A dying man I live with, each and every day, and I persist with his listlessness, as we peel each inner layer away. So slowly, so painfully. Yet I have said, that I need him. He cannot leave me in such a state I do not wish him to fade away… to escape. He must stay, the real man I know, not the product from a life of trouble and woe.
A Home Near Gone
Now, I’m living with a dying man, in a house he calls his home. My friend, this dying man, lives with regret and the thought of losing all again, this time. His gambling and his debts have overtaken his bets, and now this week or so he may loose his place to sleep, and his landlord no longer waits, for him to catch-up with his rent.
My friend is sorry for his folly, and regrets that he has arrived at this cul-de-sac of financial doom. This dying man cannot be phoned at home, for no longer can he afford the phone. And he knows has he been no good at paying back what he owes.
Now How
In his quieter, clearer moments he asks me, now how does he get out of this? I reply simplistically, “As best as you can. One foot forward, inch by inch, for you are too good to die at your own hand. Stay with it my friend, confess your lies, and trust the others will understand your self-made trap.” This is all I can say to my dying man, the man I struggle to give a lending hand.
And as I live with a dying man, I ask in love for the patience of friendship that he sorely needs, to wait until he comes out of his self-made misery. Time does heal, there is no doubt, so he asks for time to bring the healing of the rift about.
I live with a dying man, a man that’s down, yet not quite out.
(Nov 1998 )
Addendum
… and the dying inside continues to ebb and rise like an ocean tide — optimism, hope and motivation diminishes like a candle flame blown in the wind. Confusion is my friend, losing again, and again and again…

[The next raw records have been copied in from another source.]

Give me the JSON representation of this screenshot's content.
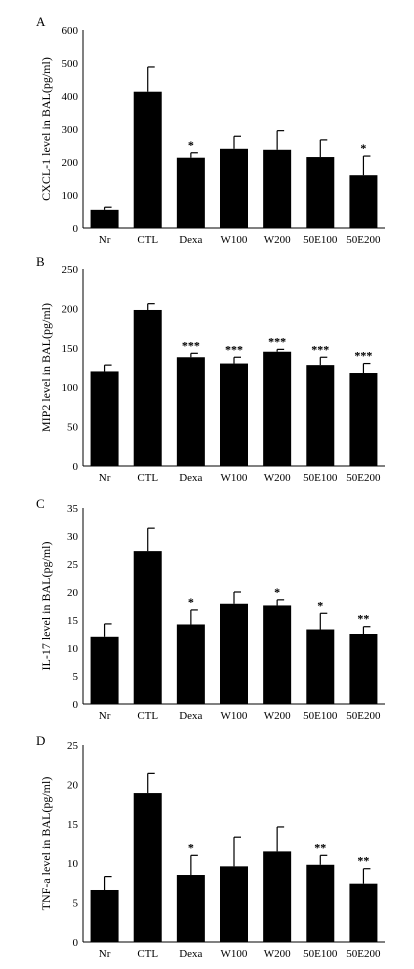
{
  "chart_data": [
    {
      "type": "bar",
      "panel_label": "A",
      "ylabel": "CXCL-1 level in BAL(pg/ml)",
      "categories": [
        "Nr",
        "CTL",
        "Dexa",
        "W100",
        "W200",
        "50E100",
        "50E200"
      ],
      "values": [
        55,
        413,
        213,
        240,
        237,
        215,
        160
      ],
      "errors": [
        8,
        75,
        15,
        38,
        58,
        52,
        58
      ],
      "annotations": [
        "",
        "",
        "*",
        "",
        "",
        "",
        "*"
      ],
      "ylim": [
        0,
        600
      ],
      "yticks": [
        "0",
        "100",
        "200",
        "300",
        "400",
        "500",
        "600"
      ],
      "bar_color": "#000000"
    },
    {
      "type": "bar",
      "panel_label": "B",
      "ylabel": "MIP2 level in BAL(pg/ml)",
      "categories": [
        "Nr",
        "CTL",
        "Dexa",
        "W100",
        "W200",
        "50E100",
        "50E200"
      ],
      "values": [
        120,
        198,
        138,
        130,
        145,
        128,
        118
      ],
      "errors": [
        8,
        8,
        5,
        8,
        3,
        10,
        12
      ],
      "annotations": [
        "",
        "",
        "***",
        "***",
        "***",
        "***",
        "***"
      ],
      "ylim": [
        0,
        250
      ],
      "yticks": [
        "0",
        "50",
        "100",
        "150",
        "200",
        "250"
      ],
      "bar_color": "#000000"
    },
    {
      "type": "bar",
      "panel_label": "C",
      "ylabel": "IL-17 level in BAL(pg/ml)",
      "categories": [
        "Nr",
        "CTL",
        "Dexa",
        "W100",
        "W200",
        "50E100",
        "50E200"
      ],
      "values": [
        12,
        27.3,
        14.2,
        17.9,
        17.6,
        13.3,
        12.5
      ],
      "errors": [
        2.3,
        4.1,
        2.6,
        2.1,
        1.0,
        2.9,
        1.3
      ],
      "annotations": [
        "",
        "",
        "*",
        "",
        "*",
        "*",
        "**"
      ],
      "ylim": [
        0,
        35
      ],
      "yticks": [
        "0",
        "5",
        "10",
        "15",
        "20",
        "25",
        "30",
        "35"
      ],
      "bar_color": "#000000"
    },
    {
      "type": "bar",
      "panel_label": "D",
      "ylabel": "TNF-a level in BAL(pg/ml)",
      "categories": [
        "Nr",
        "CTL",
        "Dexa",
        "W100",
        "W200",
        "50E100",
        "50E200"
      ],
      "values": [
        6.6,
        18.9,
        8.5,
        9.6,
        11.5,
        9.8,
        7.4
      ],
      "errors": [
        1.7,
        2.5,
        2.5,
        3.7,
        3.1,
        1.2,
        1.9
      ],
      "annotations": [
        "",
        "",
        "*",
        "",
        "",
        "**",
        "**"
      ],
      "ylim": [
        0,
        25
      ],
      "yticks": [
        "0",
        "5",
        "10",
        "15",
        "20",
        "25"
      ],
      "bar_color": "#000000"
    }
  ]
}
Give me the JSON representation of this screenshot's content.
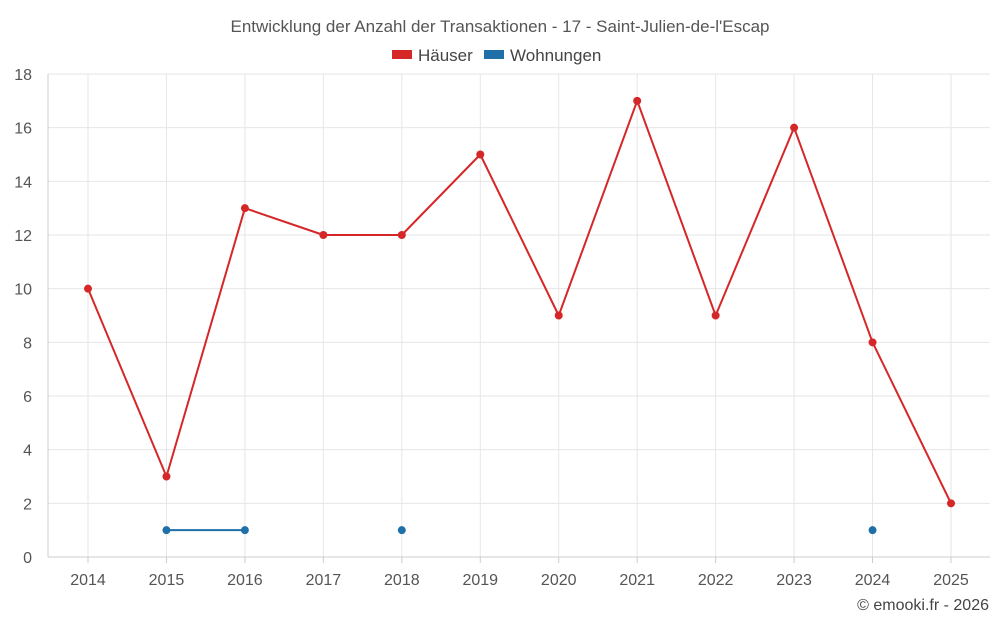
{
  "chart_data": {
    "type": "line",
    "title": "Entwicklung der Anzahl der Transaktionen - 17 - Saint-Julien-de-l'Escap",
    "categories": [
      "2014",
      "2015",
      "2016",
      "2017",
      "2018",
      "2019",
      "2020",
      "2021",
      "2022",
      "2023",
      "2024",
      "2025"
    ],
    "series": [
      {
        "name": "Häuser",
        "color": "#d62728",
        "values": [
          10,
          3,
          13,
          12,
          12,
          15,
          9,
          17,
          9,
          16,
          8,
          2
        ]
      },
      {
        "name": "Wohnungen",
        "color": "#1f6fa8",
        "values": [
          null,
          1,
          1,
          null,
          1,
          null,
          null,
          null,
          null,
          null,
          1,
          null
        ]
      }
    ],
    "ylim": [
      0,
      18
    ],
    "yticks": [
      0,
      2,
      4,
      6,
      8,
      10,
      12,
      14,
      16,
      18
    ],
    "grid": true,
    "legend_position": "top-center"
  },
  "credit": "© emooki.fr - 2026"
}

Will (I) Power struggles to re-light the ‘flame’, in the eye of the storm, and the world of his slowly passes in photos and words written — precious moments now worth less to all but few…
He lives — yet my best friend and own wise elder, passes … strong to hang on, while … this dying man that I have shared my life with strains from pains not interpreted by I but by many of his kind, it seems.
Life lifted me, and I in turn may turn out the light… may… make him fight …may see him through another night…
Standing at the Crossroads, my dying man must make choices… “Move, at least move.” I silently pray.